In Deutschland warten derzeit zwei Städte auf grünes Licht vom Bundesverkehrsministerium für ihren Tempo-30-Testlauf: Freiburg und Düsseldorf, wo die SPD diesen Plan unterstützt. Darmstadt bekam zur Enttäuschung von OB Jochen Partsch (Grüne) bereits eine Absage vom Bundesministerium für Verkehr und digitale Infrastruktur (BMVI).
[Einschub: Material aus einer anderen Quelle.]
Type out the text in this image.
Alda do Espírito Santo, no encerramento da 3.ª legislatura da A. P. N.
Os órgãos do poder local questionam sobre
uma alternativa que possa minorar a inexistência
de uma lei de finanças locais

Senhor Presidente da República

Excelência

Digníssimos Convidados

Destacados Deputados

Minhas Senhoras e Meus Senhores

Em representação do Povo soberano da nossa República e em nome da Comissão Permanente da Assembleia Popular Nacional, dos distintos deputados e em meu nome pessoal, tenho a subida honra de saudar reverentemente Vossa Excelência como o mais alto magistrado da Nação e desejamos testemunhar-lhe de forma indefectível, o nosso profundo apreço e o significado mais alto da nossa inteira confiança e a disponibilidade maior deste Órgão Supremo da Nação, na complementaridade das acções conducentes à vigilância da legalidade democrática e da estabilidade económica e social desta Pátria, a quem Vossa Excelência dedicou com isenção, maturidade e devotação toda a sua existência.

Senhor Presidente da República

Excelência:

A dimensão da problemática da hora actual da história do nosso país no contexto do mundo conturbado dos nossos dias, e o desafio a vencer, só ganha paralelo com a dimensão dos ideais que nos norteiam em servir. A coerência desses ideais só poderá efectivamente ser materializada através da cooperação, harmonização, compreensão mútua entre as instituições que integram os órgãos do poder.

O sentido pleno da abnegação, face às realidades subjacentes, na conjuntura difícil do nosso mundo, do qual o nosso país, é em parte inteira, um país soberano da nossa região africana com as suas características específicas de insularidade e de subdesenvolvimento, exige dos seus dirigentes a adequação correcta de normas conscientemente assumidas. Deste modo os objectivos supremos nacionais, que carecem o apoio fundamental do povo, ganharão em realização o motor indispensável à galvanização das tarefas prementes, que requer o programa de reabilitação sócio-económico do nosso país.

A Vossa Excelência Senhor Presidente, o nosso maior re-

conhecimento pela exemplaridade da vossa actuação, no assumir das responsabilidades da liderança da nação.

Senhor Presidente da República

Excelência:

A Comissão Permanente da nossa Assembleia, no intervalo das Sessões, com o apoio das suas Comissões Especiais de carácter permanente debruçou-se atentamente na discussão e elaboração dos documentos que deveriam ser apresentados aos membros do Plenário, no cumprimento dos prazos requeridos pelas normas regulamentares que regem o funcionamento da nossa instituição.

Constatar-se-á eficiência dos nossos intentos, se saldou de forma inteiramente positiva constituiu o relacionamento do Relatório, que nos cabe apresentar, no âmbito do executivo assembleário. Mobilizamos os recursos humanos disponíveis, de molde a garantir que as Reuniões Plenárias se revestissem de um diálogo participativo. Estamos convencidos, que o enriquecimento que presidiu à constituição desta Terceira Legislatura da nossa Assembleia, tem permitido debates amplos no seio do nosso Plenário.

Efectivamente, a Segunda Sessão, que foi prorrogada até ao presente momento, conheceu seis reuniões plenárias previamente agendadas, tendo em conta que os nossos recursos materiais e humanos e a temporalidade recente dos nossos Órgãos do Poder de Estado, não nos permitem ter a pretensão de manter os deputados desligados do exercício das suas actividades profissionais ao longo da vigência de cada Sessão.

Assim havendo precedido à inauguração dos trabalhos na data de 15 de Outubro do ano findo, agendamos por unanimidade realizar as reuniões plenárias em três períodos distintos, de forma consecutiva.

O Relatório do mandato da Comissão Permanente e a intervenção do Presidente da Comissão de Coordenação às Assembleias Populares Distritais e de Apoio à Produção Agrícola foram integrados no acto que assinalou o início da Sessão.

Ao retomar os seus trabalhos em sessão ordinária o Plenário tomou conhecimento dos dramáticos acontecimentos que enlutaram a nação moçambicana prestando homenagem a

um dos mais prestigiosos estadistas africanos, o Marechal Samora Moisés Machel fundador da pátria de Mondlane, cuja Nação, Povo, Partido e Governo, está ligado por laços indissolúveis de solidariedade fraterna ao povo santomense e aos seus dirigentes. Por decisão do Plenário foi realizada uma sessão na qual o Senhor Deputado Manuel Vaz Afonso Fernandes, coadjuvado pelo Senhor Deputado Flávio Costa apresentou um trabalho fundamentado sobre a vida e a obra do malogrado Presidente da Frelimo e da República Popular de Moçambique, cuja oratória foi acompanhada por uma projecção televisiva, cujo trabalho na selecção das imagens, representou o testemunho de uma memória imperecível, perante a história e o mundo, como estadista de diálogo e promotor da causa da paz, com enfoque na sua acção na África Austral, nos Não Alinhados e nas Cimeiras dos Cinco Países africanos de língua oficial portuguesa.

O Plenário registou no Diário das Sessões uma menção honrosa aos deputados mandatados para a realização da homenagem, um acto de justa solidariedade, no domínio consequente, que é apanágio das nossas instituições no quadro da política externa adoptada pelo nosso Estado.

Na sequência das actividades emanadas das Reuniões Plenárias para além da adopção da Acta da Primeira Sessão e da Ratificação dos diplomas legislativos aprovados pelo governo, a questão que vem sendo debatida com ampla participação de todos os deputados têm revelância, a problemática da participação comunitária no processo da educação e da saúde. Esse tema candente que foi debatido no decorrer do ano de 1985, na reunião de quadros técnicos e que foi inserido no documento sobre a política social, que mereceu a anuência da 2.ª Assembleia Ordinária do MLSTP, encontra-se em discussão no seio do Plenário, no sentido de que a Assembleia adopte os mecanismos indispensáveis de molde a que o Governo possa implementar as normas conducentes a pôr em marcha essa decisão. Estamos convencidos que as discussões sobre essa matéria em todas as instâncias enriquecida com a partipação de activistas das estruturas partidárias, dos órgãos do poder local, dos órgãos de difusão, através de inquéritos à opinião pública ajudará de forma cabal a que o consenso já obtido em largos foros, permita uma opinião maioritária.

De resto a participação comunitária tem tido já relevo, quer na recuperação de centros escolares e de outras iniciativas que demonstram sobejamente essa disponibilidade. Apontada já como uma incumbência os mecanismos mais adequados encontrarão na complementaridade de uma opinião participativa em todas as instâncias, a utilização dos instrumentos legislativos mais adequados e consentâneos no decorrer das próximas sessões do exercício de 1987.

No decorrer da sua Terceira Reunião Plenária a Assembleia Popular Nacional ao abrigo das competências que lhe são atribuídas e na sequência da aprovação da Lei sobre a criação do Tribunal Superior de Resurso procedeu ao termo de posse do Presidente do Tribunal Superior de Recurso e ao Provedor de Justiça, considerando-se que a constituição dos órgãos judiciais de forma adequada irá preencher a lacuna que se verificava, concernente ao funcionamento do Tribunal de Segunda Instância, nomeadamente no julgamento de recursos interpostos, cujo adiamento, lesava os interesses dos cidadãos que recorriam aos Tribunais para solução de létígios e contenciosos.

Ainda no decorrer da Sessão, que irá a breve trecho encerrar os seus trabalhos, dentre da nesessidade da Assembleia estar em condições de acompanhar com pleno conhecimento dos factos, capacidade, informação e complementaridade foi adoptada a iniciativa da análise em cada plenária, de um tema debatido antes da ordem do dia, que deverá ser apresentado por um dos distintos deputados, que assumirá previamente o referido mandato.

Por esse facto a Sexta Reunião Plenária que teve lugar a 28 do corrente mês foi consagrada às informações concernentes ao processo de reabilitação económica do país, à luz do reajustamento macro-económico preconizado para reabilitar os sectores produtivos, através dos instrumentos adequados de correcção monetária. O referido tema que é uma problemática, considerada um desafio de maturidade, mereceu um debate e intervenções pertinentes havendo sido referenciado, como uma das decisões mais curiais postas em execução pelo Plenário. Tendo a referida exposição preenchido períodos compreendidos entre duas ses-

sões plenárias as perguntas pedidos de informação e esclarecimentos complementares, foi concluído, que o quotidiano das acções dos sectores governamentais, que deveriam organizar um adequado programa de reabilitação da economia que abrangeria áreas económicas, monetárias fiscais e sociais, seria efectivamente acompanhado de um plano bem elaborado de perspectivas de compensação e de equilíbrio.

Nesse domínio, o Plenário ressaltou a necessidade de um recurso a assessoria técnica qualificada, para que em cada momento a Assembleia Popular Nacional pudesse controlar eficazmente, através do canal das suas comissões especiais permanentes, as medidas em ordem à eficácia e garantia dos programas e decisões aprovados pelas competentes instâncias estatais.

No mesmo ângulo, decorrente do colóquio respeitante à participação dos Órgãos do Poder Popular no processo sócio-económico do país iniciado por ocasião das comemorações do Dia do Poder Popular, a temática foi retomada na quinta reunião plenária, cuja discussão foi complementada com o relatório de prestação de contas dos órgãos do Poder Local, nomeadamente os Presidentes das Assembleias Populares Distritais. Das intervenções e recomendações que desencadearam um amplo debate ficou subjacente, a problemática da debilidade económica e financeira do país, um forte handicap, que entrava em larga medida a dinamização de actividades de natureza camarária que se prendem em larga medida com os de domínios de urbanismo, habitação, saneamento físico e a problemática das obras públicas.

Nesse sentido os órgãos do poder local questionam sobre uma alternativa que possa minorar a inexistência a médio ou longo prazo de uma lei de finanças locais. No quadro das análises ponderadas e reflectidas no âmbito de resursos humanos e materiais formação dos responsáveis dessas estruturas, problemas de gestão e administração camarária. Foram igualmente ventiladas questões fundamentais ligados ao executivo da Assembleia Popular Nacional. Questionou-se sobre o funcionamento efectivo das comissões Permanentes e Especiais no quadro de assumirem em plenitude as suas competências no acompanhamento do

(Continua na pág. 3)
Die Begründung: Man sehe keine konkrete Gefahr für Sicherheit und Ordnung, die eine Erprobung eines flächendeckenden Tempo 30 nötig machen würde.
Eine Stadt in Bayern dagegen hofft noch auf einen positiven Bescheid aus Berlin: Aschaffenburg. In Mittelfranken dagegen nahm es die Gemeinde Neuendettelsau gleich selbst in die Hand. Das Aktionsbündnis Verkehrswende rief im vergangenen Sommer auf Plakaten alle Autofahrer dazu auf, in der Stadt freiwillig 30 zu fahren, um Fußgänger und Radler zu schützen. „Das Feedback war gut“, sagt Eckard Dürr vom Aktionsbündnis. „Viele sind langsamer gefahren.“ Aber er muss leider auch feststellen, dass Freiwilligkeit langfristig oft wenig bringt. Dürr bedauert: Mittlerweile rasen wieder 40 Prozent der Autofahrer mit mehr als Tempo 50 durch die Ortseinfahrt.